Ha mai ucciso qualcuno?
«No, ma c’è andato molto vicino. Ha ricevuto diversi “contratti”, cioè l’ordine di ammazzare qualcuno. E lì o spari o i capi ti fanno sparire. È stato fortunato, per un motivo o per l’altro le azioni sono sfumate. Per diventare affiliato avrebbe dovuto uccidere Tony Mirra, il suo primo contatto nella famiglia Bonanno, un essere spregevole. Ci siamo fermati prima».
Avrebbe sparato?
«Forse sì. Ma è una domanda che mi faccio ogni giorno».
I siciliani venivano chiamati «zips». Che vuol dire?
«Li chiamavamo così per come parlavano, con questo dialetto veloce e incomprensibile che ricorda il sibilo di una pallottola. Sono stati loro a portare la droga a New York».
Tano Badalamenti?
«Sì, questo vecchio zio che giurava di essere una persona perbene, generosa, che proteggeva i più deboli. Era un serpente velenoso. Gli americani e gli “zips” lavoravano insieme, ma si sono sempre guardati con diffidenza».

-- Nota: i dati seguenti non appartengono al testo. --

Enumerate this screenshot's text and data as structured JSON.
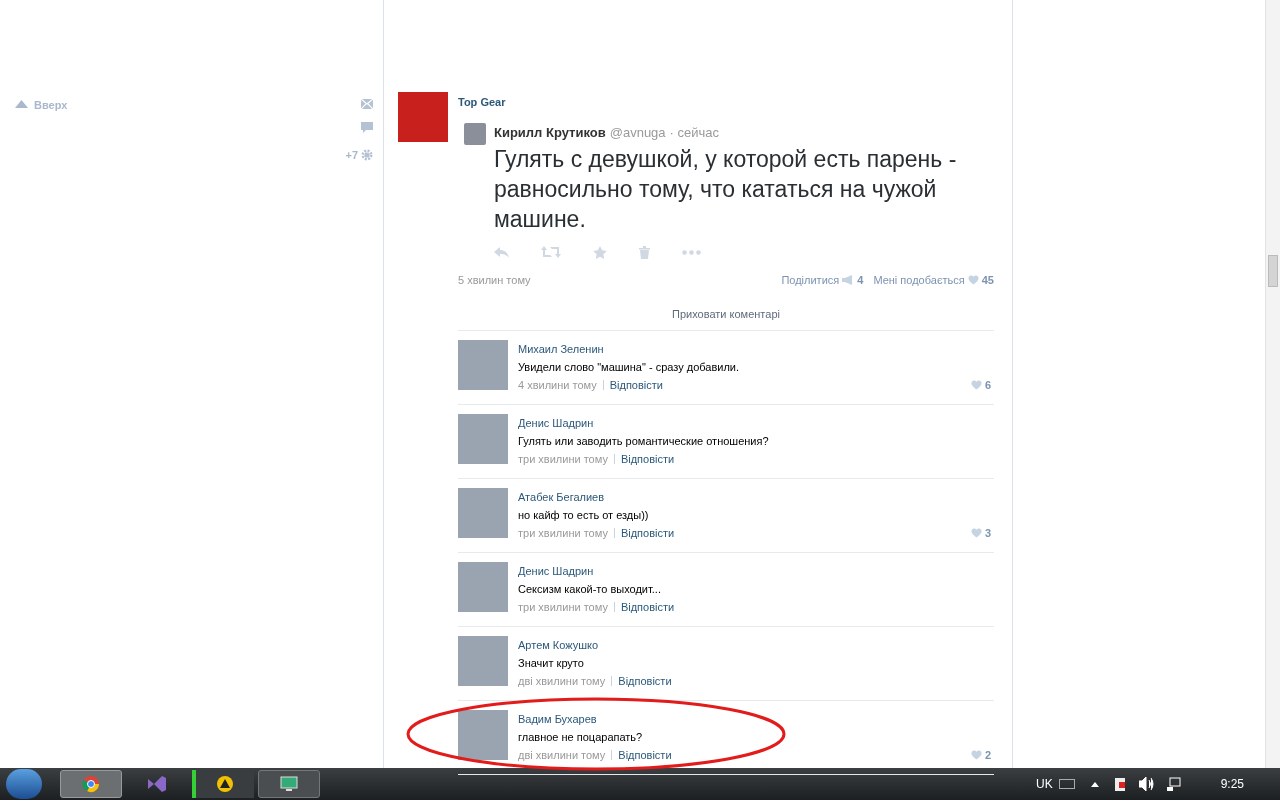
{
  "sidebar": {
    "up_link": "Вверх",
    "counter": "+7"
  },
  "post": {
    "author": "Top Gear",
    "tweet": {
      "name": "Кирилл Крутиков",
      "handle": "@avnuga",
      "time": "· сейчас",
      "text": "Гулять с девушкой, у которой есть парень - равносильно тому, что кататься на чужой машине."
    },
    "time": "5 хвилин тому",
    "share": "Поділитися",
    "share_count": "4",
    "like": "Мені подобається",
    "like_count": "45",
    "hide_comments": "Приховати коментарі"
  },
  "comments": [
    {
      "author": "Михаил Зеленин",
      "text": "Увидели слово \"машина\" - сразу добавили.",
      "time": "4 хвилини тому",
      "reply": "Відповісти",
      "likes": "6",
      "highlighted": false
    },
    {
      "author": "Денис Шадрин",
      "text": "Гулять или заводить романтические отношения?",
      "time": "три хвилини тому",
      "reply": "Відповісти",
      "highlighted": false
    },
    {
      "author": "Атабек Бегалиев",
      "text": "но кайф то есть от езды))",
      "time": "три хвилини тому",
      "reply": "Відповісти",
      "likes": "3",
      "highlighted": false
    },
    {
      "author": "Денис Шадрин",
      "text": "Сексизм какой-то выходит...",
      "time": "три хвилини тому",
      "reply": "Відповісти",
      "highlighted": false
    },
    {
      "author": "Артем Кожушко",
      "text": "Значит круто",
      "time": "дві хвилини тому",
      "reply": "Відповісти",
      "highlighted": false
    },
    {
      "author": "Вадим Бухарев",
      "text": "главное не поцарапать?",
      "time": "дві хвилини тому",
      "reply": "Відповісти",
      "likes": "2",
      "highlighted": true
    }
  ],
  "taskbar": {
    "language": "UK",
    "clock": "9:25"
  }
}
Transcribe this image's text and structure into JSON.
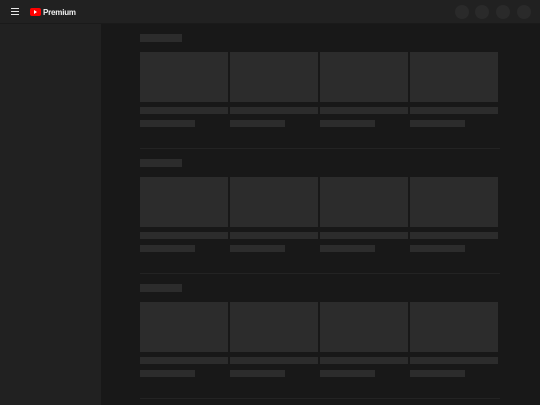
{
  "header": {
    "logo_text": "Premium",
    "colors": {
      "brand_red": "#ff0000",
      "background": "#212121"
    }
  },
  "shelves": [
    {
      "cards": [
        {},
        {},
        {},
        {}
      ]
    },
    {
      "cards": [
        {},
        {},
        {},
        {}
      ]
    },
    {
      "cards": [
        {},
        {},
        {},
        {}
      ]
    }
  ]
}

Ci vorrebbe un Donnie Brasco italiano?
«Con il mio amico Falcone ne parlavamo spesso. Ho conosciuto anche De Gennaro, ma questi sono affari italiani. Non ne so nulla.

Io posso solo raccontare la mia esperienza. So che a New York ha funzionato».
È rimasto qualcosa di Donnie Brasco in Joe Pistone, un residuo mafioso nella psiche?
«Come ripeteva decine di volte al giorno Lefty Guns Ruggiero: che ve lo dico a fare?».